© St. Petersburg Times, published September 12, 2002
Police raid Pakistan hideout in gunbattle
KARACHI, Pakistan -- Police commandos fought a pitched battle with al-Qaida suspects holed up in an apartment Wednesday, with combat spilling out onto adjoining rooftops. Two suspects were killed and five captured in the fighting, as Pakistan stepped up pressure on the remnants of the terrorist movement a year after it made its mark on the world.
Six officers, including two intelligence agents, were wounded when police stormed the top-floor apartment and the rooftop where the gunmen held out against hundreds of troops in the street and on the roofs of nearby apartment blocks. Two of the wounded were reported in critical condition.
Police said one of the dead militants and one of those arrested were Arabs, but their nationalities were not known. The rest were Afghans, he said.
Police seized a laptop computer and "literature," plus an arsenal of assault rifles, submachine guns, pistols and hand grenades, an intelligence agent on the scene said on condition of anonymity.
Karachi, a warren-like city of 12-million, has become a refuge for al-Qaida and Taliban fighters who fled Afghanistan when U.S.-led coalition forces chased them into the mountains bordering Pakistan after the collapse of the Taliban regime.
The fighting began Wednesday morning when agents of Pakistan's intelligence agency and police raided the apartment after receiving a tip that suspicious people were living there.
Two militants were seized initially, but police retreated under fire from the others, authorities said.
Hearing the gunfire, an unidentified neighbor called the police and reinforcements were brought in.
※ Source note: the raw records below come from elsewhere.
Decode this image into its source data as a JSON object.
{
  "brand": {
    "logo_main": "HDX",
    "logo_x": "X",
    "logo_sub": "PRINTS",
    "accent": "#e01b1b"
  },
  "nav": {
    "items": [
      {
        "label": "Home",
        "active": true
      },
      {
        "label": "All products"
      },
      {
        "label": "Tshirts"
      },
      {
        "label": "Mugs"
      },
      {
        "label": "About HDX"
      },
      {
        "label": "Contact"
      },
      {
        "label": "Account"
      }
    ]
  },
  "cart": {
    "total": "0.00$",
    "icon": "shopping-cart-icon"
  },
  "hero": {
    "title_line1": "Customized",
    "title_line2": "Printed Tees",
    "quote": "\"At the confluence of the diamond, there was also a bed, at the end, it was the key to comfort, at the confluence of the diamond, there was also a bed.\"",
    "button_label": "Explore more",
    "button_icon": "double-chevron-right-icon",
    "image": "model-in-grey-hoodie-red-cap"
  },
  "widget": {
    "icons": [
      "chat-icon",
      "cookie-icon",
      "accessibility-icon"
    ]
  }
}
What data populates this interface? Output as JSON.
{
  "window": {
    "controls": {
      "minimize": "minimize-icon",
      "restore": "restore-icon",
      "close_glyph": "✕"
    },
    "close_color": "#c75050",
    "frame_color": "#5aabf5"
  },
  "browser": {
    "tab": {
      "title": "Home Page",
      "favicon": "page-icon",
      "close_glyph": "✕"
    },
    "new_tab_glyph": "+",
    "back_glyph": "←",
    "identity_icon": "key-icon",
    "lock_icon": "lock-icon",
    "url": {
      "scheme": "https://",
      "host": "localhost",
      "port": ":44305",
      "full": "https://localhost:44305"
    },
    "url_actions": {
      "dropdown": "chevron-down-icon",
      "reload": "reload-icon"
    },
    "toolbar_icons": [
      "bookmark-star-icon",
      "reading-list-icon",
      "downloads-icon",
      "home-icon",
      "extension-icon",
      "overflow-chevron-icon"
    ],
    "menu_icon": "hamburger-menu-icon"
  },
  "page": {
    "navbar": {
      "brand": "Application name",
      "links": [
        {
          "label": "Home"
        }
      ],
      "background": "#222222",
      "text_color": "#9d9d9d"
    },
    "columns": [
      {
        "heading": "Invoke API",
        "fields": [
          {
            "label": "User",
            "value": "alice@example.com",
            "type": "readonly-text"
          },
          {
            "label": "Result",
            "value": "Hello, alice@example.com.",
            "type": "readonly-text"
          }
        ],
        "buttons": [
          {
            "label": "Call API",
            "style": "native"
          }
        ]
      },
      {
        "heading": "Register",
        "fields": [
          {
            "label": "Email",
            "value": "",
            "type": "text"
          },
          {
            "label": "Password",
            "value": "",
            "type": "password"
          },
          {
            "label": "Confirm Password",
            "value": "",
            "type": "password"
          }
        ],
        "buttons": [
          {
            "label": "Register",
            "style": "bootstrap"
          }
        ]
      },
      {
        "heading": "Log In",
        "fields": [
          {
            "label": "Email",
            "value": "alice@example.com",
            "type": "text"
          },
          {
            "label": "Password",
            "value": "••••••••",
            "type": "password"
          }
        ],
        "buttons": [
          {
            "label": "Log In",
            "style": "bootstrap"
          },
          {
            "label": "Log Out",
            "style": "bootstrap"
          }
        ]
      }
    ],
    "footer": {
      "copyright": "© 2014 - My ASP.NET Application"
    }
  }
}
The gunmen fired and lobbed grenades from the apartment window, then fled to the roof where they took position on the corners, police and witnesses said.
Police commandos in body armor and helmets entered the building and slowly worked their way to the upper floors. During a lull, police called on them to surrender. The gunmen responded with chants of "Allahu Akbar," or "God is Great."
Moments later, the siege ended.
In a separate raid in Karachi on Wednesday, Pakistani security forces arrested five Islamic militants suspected of planning terrorist attacks on American fast-food restaurants in the city. All five men were members of a splinter group of Harkat-ul-Mujahedeen, or Movement of Holy Warriors, who had received weapons training in Afghanistan, police said.
In Yemen, U.S. Ambassador Edmund J. Hull said that two suspected Muslim militants arrested by Yemeni authorities last month in connection with an explosion were members of the al-Qaida network and had been planning a terror attack. Two other militants were killed when a bomb they were preparing blew up prematurely on Aug. 9.
WASHINGTON -- FBI agents searched the former home of Dr. Steven Hatfill, a focus of attention in the anthrax case, for the third time on Wednesday, the Associated Press reported.
The search was carried out under the authority of a warrant, said an official, who spoke on condition of anonymity.
Hatfill's spokesman, Pat Clawson, said Hatfill was not informed of the search and has not lived in the apartment in Frederick, Md., since Aug. 12. Hatfill's apartment has been searched twice before, the second time under warrant.
"He doesn't know anything about it if they did search the house," Clawson said. "If they are looking for something, how come they didn't find it during the first two searches?"
Chris Murray, spokesman for the FBI's Washington field office had no comment on the matter.
Five people were killed by anthrax-tainted letters sent through the mail last fall. The FBI has identified Hatfill as a "person of interest" in its investigation but says he is no more or less important than about 30 fellow scientists and researchers with the expertise and opportunity to conduct the attacks.
Hatfill has repeatedly denied any involvement in the attacks and says the Justice Department is ruining his life by linking him to the crimes.
LOS ANGELES -- Slain Wall Street Journal reporter Daniel Pearl will be honored with a worldwide series of concerts organized around his birthday on Oct. 10.
"He always carried an instrument with him wherever he went," said Judea Pearl, Daniel's father. Pearl, 38, who was kidnapped and slain by terrorists in Pakistan in January, was a violinist, fiddler and mandolin player.
A free folk music festival featuring Scottish, Irish, bluegrass and harp music will take place Oct. 6 in Encino, where Pearl grew up, the Daniel Pearl Foundation announced Tuesday.
Every artist performing will dedicate a song to Pearl, said Elaine Weissman, executive director of the California Traditional Music Society, festival sponsor.
Orchestras and other ensembles in several cities will remember Pearl on or around Oct. 10, including groups in Hong Kong, Shanghai, Bangkok, Jerusalem, Tel Aviv, London, Boston and Goa, India, his father said.